The Complete Prose Works of Martin Farquhar Tupper | Page 5

Martin Farquhar Tupper
luxurious waters of old Nile. Roger had unfortunately dreamt of having found a crock of gold--I dare say he will tell us his dream anon--and just as he was counting out his treasure, that blessed beautiful heap of shining money--cruel habit roused him up before the dawn, and his wealth faded from his fancy. So he awoke at five, anything but cheerfully.
It was Grace's habit, good girl, to read to her father in the morning a few verses from the volume she best loved: she always woke betimes when she heard him getting up, and he could hear her easily from her little flock-bed behind the lath partition; and many a time had her dear religious tongue, uttering the words of peace, soothed her father's mind, and strengthened him to meet the day's affliction; many times it raised his thoughts from the heavy cares of life to the buoyant hopes of immortality. Hitherto, Roger had owed half his meek contentedness to those sweet lessons from a daughter's lips, and knew that he was reaping, as he heard, the harvest of his own paternal care, and heaven-blest instructions. However, upon this dark morning, he was full of other thoughts, murmurings, and doubts, and poverty, and riches. So, when Grace, after her usual affectionate salutations, gently began to read,
"The sufferings of this present time are not worthy to be compared with the glory--"
Her father strangely stopped her on a sudden with--
"Enough, enough, my girl! God wot, the sufferings are grievous, and the glory long a-coming."
Then he heavily went down stairs, and left Grace crying.
CHAPTER III.
THE CONTRAST.
Thus, full of carking care, while he pushed aside the proffered consolation, Roger Acton walked abroad. There was yet but a glimmer of faint light, and the twittering of birds told more assuringly of morning than any cheerful symptom on the sky: however, it had pretty well ceased raining, that was one comfort, and, as Roger, shouldering his spade, and with the day's provision in a handkerchief, trudged out upon his daily duty, those good old thoughts of thankfulness came upon his mind, and he forgot awhile the dream that had unstrung him. Turning for a moment to look upon his hovel, and bless its inmates with a prayer, he half resolved to run back, and hear a few more words, if only not to vex his darling child: but there was now no time to spare; and then, as he gazed upon her desolate abode--so foul a casket for so fair a jewel--his bitter thoughts returned to him again, and he strode away, repining.
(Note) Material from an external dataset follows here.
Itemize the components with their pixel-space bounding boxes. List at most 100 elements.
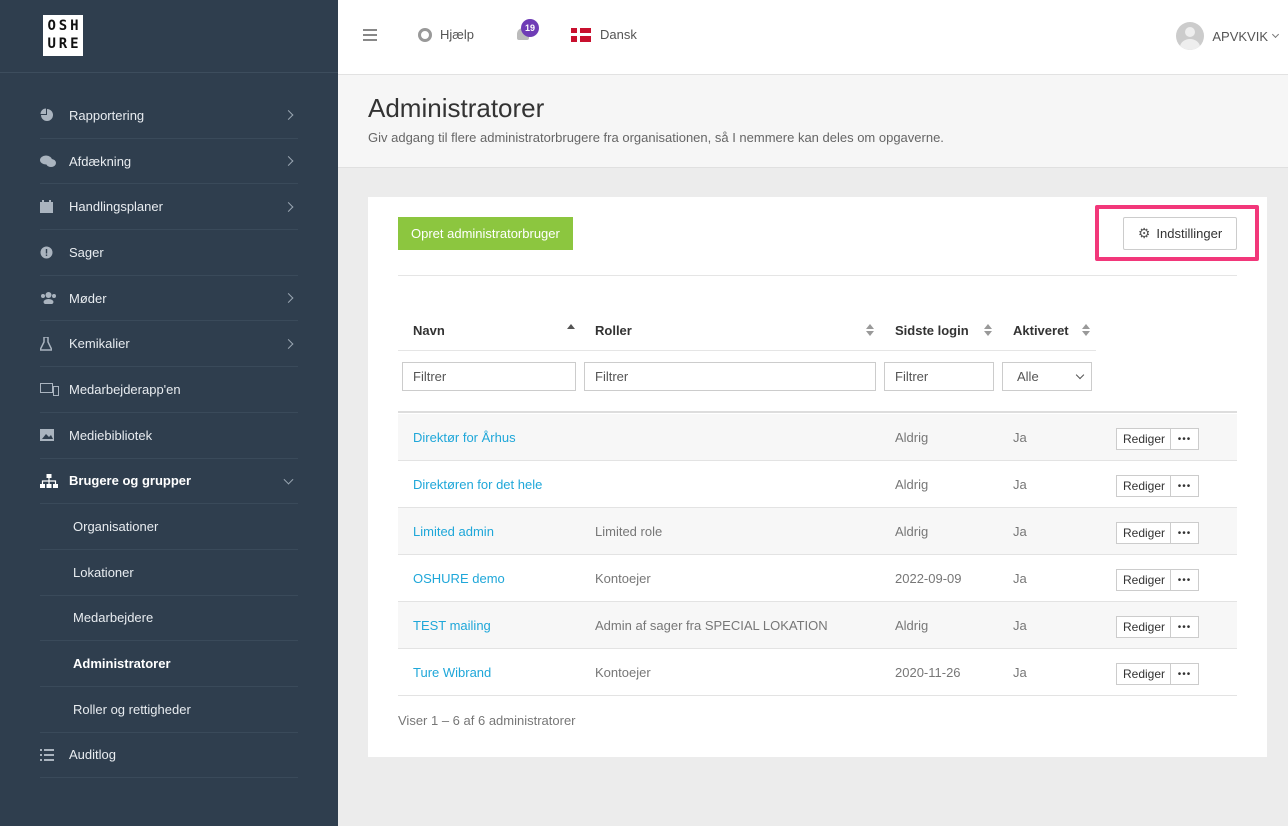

Acton's cottage was one of those doubtful domiciles, whose only recommendation it is, that they are picturesque in summer. At present we behold a reeking rotting mass of black thatch in a cheerless swamp; but, as the year wears on, those time-stained walls, though still both damp and mouldy, will be luxuriantly overspread with creeping plants--honeysuckle, woodbine, jessamine, and the everblowing monthly rose. Many was the touring artist it had charmed, and Suffolk-street had seen it often: spectators looked upon the scene as on an old familiar friend, whose face they knew full well, but whose name they had forgotten for the minute. Many were the fair hands that had immortalized its beauties in their albums, and frequent the notes of admiration uttered by attending swains: particularly if there chanced to be taken into the view a feathery elm that now creaked overhead, and dripped on the thatch like the dropping-well at Knaresborough, and (in the near distance) a large pond, or rather lake, upon whose sedgy banks, gay--not now, but soon about to be--with flowering reeds and bright green willows, the pretty cottage stood. In truth, if man were but an hibernating animal, invisible as dormice in the winter, and only to be seen with summer swallows, Acton's cottage at Hurstley might have been a cantle cut from the Elysian-fields. But there are certain other seasons in the year, and human nature cannot long exist on the merely "picturesque in summer."
Some fifty yards, or so, from the hither shore, we discern a roughly wooded ait, Pike Island to wit, a famous place for fish, and the grand rendezvous for woodcocks; which, among other useful and ornamental purposes, serves to screen out the labourer's hovel, at this the narrowest part of the lake, from a view of that fine old mansion on the opposite shore, the seat of Sir John Vincent, a baronet just of age, and the great landlord of the neighbourhood. Toward this mansion, scarcely yet revealed in the clear gray eye of morning, our humble hero, having made the long round of the lake, is now fast trudging; and it may merit a word or two of plain description, to fill up time and scene, till he gets nearer.